Em 4 de abril de 1949, doze países assinaram o Tratado do Atlântico Norte em Washington, D.C., criando uma aliança militar e política sem precedentes: a Organização do Tratado do Atlântico Norte (OTAN). Num mundo marcado por crescentes tensões entre os Estados Unidos e a União Soviética, este acordo estabeleceu um princípio fundamental de solidariedade: qualquer ataque contra um membro seria considerado um ataque contra todos. Através deste compromisso, as democracias ocidentais pretendiam conter a expansão do bloco comunista e garantir a segurança coletiva na Europa e na América do Norte.

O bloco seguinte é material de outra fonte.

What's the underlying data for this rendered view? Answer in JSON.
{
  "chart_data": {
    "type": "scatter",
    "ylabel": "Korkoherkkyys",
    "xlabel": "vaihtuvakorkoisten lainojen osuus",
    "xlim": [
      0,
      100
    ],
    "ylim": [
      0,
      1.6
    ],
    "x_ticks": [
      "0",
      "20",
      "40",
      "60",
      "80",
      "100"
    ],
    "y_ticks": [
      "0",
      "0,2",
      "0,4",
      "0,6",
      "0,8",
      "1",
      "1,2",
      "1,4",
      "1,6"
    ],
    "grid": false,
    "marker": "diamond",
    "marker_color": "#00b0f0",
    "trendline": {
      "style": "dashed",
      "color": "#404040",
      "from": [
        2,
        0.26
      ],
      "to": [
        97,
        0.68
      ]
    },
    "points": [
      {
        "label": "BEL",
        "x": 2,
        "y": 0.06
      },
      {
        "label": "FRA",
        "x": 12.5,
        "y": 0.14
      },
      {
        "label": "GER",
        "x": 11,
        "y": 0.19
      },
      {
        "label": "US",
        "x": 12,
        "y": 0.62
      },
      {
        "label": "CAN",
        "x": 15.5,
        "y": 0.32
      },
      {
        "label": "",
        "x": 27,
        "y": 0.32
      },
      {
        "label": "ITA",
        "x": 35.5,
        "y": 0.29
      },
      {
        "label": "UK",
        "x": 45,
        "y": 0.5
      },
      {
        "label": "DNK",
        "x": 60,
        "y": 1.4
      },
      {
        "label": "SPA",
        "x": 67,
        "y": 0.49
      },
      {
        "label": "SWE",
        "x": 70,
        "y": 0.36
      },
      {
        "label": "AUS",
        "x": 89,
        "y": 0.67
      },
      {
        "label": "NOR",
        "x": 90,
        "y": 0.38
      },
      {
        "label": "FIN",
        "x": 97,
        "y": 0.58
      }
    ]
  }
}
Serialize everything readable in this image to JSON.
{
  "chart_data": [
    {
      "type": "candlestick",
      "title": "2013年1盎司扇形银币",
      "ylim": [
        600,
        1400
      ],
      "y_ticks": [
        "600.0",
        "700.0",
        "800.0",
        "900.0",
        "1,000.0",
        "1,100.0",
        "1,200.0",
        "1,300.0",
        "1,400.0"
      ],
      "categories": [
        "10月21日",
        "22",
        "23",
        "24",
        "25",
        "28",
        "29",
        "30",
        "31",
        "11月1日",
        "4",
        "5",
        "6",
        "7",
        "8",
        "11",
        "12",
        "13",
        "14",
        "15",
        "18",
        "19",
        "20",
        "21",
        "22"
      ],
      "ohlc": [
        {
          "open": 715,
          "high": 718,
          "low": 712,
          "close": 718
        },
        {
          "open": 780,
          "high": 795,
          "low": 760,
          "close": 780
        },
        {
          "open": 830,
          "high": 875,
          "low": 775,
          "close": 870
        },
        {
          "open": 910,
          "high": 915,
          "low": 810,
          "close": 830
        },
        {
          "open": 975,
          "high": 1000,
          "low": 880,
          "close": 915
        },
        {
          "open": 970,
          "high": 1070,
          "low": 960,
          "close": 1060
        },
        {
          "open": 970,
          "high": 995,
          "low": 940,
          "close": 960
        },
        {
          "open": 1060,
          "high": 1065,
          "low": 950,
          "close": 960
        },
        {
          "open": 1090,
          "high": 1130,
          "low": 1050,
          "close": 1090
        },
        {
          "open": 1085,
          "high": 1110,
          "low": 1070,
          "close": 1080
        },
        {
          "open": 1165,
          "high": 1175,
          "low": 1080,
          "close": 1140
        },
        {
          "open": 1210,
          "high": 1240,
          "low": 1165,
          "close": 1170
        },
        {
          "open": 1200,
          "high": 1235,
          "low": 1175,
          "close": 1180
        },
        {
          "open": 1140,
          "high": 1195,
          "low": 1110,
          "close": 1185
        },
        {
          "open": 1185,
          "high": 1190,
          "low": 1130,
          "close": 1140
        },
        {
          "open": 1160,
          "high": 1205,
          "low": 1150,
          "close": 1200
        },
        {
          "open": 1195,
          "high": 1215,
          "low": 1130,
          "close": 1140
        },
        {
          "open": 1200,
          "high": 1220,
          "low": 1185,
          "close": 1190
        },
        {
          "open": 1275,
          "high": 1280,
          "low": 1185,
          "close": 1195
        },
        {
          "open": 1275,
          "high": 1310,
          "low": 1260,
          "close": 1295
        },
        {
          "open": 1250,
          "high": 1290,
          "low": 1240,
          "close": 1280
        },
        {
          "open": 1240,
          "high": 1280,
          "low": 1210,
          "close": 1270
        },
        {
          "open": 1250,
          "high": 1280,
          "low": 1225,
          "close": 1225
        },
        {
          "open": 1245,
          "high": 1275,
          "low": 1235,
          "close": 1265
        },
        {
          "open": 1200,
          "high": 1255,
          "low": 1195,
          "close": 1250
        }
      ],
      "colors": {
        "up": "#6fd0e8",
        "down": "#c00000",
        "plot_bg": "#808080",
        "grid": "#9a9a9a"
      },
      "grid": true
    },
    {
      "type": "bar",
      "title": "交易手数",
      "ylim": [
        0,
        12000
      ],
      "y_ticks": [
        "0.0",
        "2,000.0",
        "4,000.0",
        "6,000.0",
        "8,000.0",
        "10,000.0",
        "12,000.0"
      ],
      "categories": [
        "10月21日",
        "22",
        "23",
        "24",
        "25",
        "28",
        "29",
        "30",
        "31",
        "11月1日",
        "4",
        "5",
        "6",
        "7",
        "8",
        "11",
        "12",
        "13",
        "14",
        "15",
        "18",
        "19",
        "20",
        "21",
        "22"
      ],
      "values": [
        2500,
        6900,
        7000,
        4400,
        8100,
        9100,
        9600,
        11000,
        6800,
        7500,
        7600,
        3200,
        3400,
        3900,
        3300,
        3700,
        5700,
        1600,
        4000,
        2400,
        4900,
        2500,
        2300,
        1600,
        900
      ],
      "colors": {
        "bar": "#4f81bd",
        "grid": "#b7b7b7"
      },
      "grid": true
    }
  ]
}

Uma aliança nascida da Guerra Fria

Após a Segunda Guerra Mundial, as relações entre os antigos aliados deterioraram-se rapidamente. A Europa viu-se dividida em dois blocos opostos. No Ocidente, os Estados Unidos apoiavam a reconstrução e a cooperação entre as democracias liberais; no Oriente, a União Soviética impunha a sua influência sobre os países da Europa Central e Oriental. O golpe de Praga, em fevereiro de 1948, seguido pelo Bloqueio de Berlim, intensificou as preocupações ocidentais relativamente às ambições de Josef Stalin.

Nesse contexto, os Estados Unidos, o Canadá e dez países da Europa Ocidental — incluindo França, Reino Unido e Itália — decidiram formalizar sua cooperação militar. O tratado assinado em Washington estabeleceu uma organização permanente encarregada de coordenar as estratégias de defesa. A OTAN rapidamente tomou forma em torno de órgãos políticos e militares, com um comando integrado chefiado pelo general americano Dwight Eisenhower.

Um pilar duradouro da segurança internacional

Fundada no princípio da defesa coletiva consagrado em seu famoso Artigo 5, a OTAN tornou-se um dos principais instrumentos da estratégia ocidental durante a Guerra Fria. Sem confronto direto com a União Soviética, ajudou a manter um equilíbrio de dissuasão na Europa. Em resposta, os países do Bloco Oriental criaram o Pacto de Varsóvia em 1955, uma instituição rival que colocou suas forças sob comando soviético.

Após o colapso da URSS em 1991, a OTAN não desapareceu, mas se transformou. Gradualmente expandiu sua membresia e adaptou suas missões a novas ameaças: conflitos regionais, terrorismo e segurança cibernética. Contudo, a invasão da Ucrânia pela Rússia em 2022 serve como um lembrete das tensões persistentes no Leste e reforça o papel central da aliança. Mais de setenta e cinco anos após sua criação, a OTAN permanece um ator importante na estabilidade global, um símbolo de cooperação militar e política entre democracias.